Epstein was originally accused of trafficking over 40 underage girls–and molesting in excess of 100–while often forcing them to have sex with powerful men rumored to be high-profile players in both of America’s major political parties.
This infamous and vast underage sex-trafficking operation is sometimes known as “The Lolita Express“–a reference to a private plane owned by Epstein where many of the girls were allegedly forced to service the nation’s elite.
In 2007, federal prosecutors, under the leadership of Acosta, who was then the U.S. Attorney for the Southern District of Florida, quietly entered into a secret non-prosecution agreement with the billionaire which ensured that Epstein and his alleged co-conspirators would not be prosecuted federally in exchange for Epstein’s guilty plea to much less serious state prostitution charges.
Ultimately, Epstein’s connections apparently got him a slap on the wrist and he served 13 months in a county jail and home detention for solicitation and procurement of minors for prostitution after he admitted to paying for nude massages that occasionally turned sexual. Epstein’s alleged co-conspirators were all shielded from prosecution under the extraordinary and unprecedented agreement and the FBI’s ongoing probe closed up shop.
Almost immediately, people began wondering why–but years passed without much of a development in the case. Enter the Miami Herald‘s groundbreaking investigative journalism series “Perversion of Justice.”
Investigative reporter Julie Brown broke the scandal by unearthing a series of courthouse documents that outlined the extent of the agreement between Acosta’s office and Epstein–including the fact that the billionaire was allowed to leave the jail and work from for much of the time under the auspices of “work release” during his unusually lenient sentence.
After Brown’s report in the Herald, however, attention focused on the Epstein plea agreement again.
As Law&Crime previously reported, Congressional Democrats requested that Acosta’s conduct be examined in a letter to DOJ Inspector General Michael Horowitz late last year. A separate inquiry by Senator Ben Sasse (R-Neb.) also asked for Acosta’s role to be explored.
Those asks have now been answered.
The DOJ announced late Wednesday that their Office of Professional Responsibility (OPR) will spearhead an investigation into Acosta’s befuddling Epstein decision.

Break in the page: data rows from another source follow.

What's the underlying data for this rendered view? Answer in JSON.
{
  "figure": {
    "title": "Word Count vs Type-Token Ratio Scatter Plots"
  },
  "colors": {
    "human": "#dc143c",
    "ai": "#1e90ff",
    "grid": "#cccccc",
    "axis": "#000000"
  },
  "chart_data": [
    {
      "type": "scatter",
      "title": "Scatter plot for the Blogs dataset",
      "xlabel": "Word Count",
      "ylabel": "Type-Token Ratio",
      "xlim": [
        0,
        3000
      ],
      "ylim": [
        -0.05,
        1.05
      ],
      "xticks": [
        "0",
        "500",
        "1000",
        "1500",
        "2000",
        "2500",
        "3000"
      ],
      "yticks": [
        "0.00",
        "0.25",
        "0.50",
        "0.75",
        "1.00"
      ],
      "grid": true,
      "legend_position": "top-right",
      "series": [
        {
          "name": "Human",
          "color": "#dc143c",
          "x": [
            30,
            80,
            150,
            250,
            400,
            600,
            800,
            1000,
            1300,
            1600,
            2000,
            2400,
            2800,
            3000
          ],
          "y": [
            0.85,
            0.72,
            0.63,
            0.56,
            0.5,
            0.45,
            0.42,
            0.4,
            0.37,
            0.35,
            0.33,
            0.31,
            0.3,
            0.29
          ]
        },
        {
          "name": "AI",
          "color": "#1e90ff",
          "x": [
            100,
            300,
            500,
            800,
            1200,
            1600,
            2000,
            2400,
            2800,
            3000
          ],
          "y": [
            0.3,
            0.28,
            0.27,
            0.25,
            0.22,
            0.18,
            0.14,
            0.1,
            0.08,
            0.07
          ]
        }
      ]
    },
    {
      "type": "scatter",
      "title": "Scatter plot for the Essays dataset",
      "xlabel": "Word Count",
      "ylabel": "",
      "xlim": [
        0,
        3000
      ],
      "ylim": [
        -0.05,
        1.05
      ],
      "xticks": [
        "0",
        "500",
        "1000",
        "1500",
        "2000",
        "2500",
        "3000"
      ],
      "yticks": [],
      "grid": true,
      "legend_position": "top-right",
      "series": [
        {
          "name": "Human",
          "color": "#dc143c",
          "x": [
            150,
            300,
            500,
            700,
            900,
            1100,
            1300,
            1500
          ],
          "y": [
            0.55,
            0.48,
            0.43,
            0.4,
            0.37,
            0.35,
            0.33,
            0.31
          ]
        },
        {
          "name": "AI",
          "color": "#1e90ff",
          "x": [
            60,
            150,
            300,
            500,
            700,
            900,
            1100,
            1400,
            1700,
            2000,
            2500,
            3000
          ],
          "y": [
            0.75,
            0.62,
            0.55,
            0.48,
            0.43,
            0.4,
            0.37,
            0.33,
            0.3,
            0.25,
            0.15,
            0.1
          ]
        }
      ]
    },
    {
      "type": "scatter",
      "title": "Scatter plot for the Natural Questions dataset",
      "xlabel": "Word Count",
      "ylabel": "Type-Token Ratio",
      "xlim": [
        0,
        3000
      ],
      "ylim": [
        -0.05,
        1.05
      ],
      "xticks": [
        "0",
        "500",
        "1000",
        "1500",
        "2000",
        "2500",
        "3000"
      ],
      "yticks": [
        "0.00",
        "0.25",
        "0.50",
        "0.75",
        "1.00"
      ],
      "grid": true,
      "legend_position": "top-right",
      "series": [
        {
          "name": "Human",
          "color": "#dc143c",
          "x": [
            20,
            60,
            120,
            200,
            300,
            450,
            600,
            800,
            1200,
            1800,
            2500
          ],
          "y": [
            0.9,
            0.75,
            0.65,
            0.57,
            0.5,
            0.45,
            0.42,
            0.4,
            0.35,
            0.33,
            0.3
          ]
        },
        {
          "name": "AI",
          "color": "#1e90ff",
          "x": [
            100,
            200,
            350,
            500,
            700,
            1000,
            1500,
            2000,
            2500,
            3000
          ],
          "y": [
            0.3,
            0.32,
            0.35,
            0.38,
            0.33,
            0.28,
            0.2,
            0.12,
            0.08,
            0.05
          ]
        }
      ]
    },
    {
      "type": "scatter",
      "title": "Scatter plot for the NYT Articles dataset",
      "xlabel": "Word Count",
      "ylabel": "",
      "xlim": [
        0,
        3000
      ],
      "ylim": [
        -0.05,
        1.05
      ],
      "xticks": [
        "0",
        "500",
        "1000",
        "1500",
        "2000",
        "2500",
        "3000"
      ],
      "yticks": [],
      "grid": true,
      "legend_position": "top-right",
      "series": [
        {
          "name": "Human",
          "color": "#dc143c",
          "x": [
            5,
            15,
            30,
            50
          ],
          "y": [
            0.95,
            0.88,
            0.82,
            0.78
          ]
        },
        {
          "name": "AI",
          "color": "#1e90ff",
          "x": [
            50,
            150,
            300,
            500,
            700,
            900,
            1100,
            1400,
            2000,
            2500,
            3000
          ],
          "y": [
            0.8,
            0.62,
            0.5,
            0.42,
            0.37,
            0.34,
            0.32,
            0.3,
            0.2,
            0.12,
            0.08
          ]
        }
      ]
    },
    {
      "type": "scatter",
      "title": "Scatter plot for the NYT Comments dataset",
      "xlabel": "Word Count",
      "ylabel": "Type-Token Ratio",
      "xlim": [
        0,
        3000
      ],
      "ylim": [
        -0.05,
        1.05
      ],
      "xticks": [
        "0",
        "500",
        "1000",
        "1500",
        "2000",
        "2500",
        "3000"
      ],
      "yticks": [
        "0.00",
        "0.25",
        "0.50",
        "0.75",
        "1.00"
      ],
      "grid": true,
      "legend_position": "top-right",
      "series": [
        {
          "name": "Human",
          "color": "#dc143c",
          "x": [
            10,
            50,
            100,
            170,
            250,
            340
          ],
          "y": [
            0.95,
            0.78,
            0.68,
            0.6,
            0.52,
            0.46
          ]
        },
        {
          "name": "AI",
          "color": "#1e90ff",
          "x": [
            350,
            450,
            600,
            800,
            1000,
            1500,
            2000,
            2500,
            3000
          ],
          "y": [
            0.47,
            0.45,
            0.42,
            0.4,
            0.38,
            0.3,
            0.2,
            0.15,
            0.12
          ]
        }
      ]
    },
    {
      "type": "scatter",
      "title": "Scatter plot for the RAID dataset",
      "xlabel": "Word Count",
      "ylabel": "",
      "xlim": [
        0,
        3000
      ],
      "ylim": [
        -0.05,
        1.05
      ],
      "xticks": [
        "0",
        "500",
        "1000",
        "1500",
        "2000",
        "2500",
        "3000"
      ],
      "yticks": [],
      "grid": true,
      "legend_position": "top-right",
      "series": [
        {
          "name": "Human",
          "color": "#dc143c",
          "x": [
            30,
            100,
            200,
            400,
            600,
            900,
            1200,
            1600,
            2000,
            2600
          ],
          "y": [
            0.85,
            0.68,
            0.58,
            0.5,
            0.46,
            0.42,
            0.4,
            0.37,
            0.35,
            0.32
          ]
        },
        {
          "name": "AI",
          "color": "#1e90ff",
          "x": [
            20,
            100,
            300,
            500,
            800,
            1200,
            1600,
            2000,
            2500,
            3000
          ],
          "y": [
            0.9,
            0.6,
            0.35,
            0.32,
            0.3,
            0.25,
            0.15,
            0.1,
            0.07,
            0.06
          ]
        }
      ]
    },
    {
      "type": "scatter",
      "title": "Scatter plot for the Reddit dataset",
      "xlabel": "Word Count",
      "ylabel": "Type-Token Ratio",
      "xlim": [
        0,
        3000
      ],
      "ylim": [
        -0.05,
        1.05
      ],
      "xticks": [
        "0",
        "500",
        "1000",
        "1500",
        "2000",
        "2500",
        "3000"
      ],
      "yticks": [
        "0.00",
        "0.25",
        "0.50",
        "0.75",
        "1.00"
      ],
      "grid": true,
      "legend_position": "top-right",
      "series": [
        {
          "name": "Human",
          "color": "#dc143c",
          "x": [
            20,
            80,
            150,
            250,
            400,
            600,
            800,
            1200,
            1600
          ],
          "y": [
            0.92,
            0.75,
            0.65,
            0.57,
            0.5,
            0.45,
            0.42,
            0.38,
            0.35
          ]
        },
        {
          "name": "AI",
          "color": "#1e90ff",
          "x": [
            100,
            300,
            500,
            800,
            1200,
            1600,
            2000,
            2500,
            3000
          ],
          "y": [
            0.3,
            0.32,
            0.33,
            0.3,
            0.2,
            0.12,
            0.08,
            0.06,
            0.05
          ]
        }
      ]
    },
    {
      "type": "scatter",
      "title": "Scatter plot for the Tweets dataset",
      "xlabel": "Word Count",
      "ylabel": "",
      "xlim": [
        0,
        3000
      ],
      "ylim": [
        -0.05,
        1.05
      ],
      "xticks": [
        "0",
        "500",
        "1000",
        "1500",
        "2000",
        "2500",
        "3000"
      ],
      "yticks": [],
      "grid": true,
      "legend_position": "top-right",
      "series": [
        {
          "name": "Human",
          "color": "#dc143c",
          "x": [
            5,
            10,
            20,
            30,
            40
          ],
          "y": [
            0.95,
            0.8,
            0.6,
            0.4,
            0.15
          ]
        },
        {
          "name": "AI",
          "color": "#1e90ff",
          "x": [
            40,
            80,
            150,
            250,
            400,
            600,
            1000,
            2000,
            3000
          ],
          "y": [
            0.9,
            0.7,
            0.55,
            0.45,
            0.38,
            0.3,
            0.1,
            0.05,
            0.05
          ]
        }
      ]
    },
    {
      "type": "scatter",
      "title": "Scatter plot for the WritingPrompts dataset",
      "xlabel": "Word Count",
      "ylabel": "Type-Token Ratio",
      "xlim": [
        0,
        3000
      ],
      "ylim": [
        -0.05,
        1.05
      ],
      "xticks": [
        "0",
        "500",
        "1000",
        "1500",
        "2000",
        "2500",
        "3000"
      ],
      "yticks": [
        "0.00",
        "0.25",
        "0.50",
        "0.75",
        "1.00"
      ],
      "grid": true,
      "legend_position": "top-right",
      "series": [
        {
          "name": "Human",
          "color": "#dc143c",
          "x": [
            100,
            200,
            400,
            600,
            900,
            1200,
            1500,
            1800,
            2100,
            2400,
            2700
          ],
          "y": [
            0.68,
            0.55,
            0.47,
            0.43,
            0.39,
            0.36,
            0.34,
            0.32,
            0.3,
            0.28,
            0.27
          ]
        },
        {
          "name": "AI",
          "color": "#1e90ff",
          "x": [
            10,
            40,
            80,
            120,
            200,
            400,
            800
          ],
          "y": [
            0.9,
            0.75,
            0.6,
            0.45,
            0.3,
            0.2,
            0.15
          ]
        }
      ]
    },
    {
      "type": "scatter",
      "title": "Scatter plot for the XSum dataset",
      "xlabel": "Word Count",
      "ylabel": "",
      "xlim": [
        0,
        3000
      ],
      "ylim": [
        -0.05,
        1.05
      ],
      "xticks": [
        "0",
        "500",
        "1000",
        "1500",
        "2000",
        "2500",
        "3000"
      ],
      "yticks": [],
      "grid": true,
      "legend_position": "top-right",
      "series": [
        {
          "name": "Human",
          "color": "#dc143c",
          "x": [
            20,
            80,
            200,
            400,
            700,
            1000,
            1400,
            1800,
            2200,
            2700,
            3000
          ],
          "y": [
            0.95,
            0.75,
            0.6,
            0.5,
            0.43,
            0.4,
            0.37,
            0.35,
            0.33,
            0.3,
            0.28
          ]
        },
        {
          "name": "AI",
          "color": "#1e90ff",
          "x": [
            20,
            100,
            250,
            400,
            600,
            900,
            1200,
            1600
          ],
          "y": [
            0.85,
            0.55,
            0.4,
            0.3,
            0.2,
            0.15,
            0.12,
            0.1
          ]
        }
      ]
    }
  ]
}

“Allegations of professional misconduct against Department attorneys that relate to the exercise of authority to investigate, litigate, or provide legal advice are within the jurisdiction of the OPR, and on December 14, 2018, OPR Director [Corey] Amundson advised you that OPR would examine the matter and take appropriate action,” a letter addressed to Sasse by Assistant Attorney General Stephen Boyd noted.
“OPR has now opened an investigation into allegations that Department attorneys may have committed professional misconduct in the manner in which the Epstein criminal matter was resolved,” Boyd’s letter continued. “OPR will thoroughly investigate the allegations of misconduct that have been raised and, consistent with its practice, will share its results with you at the conclusion of its investigation as appropriate.”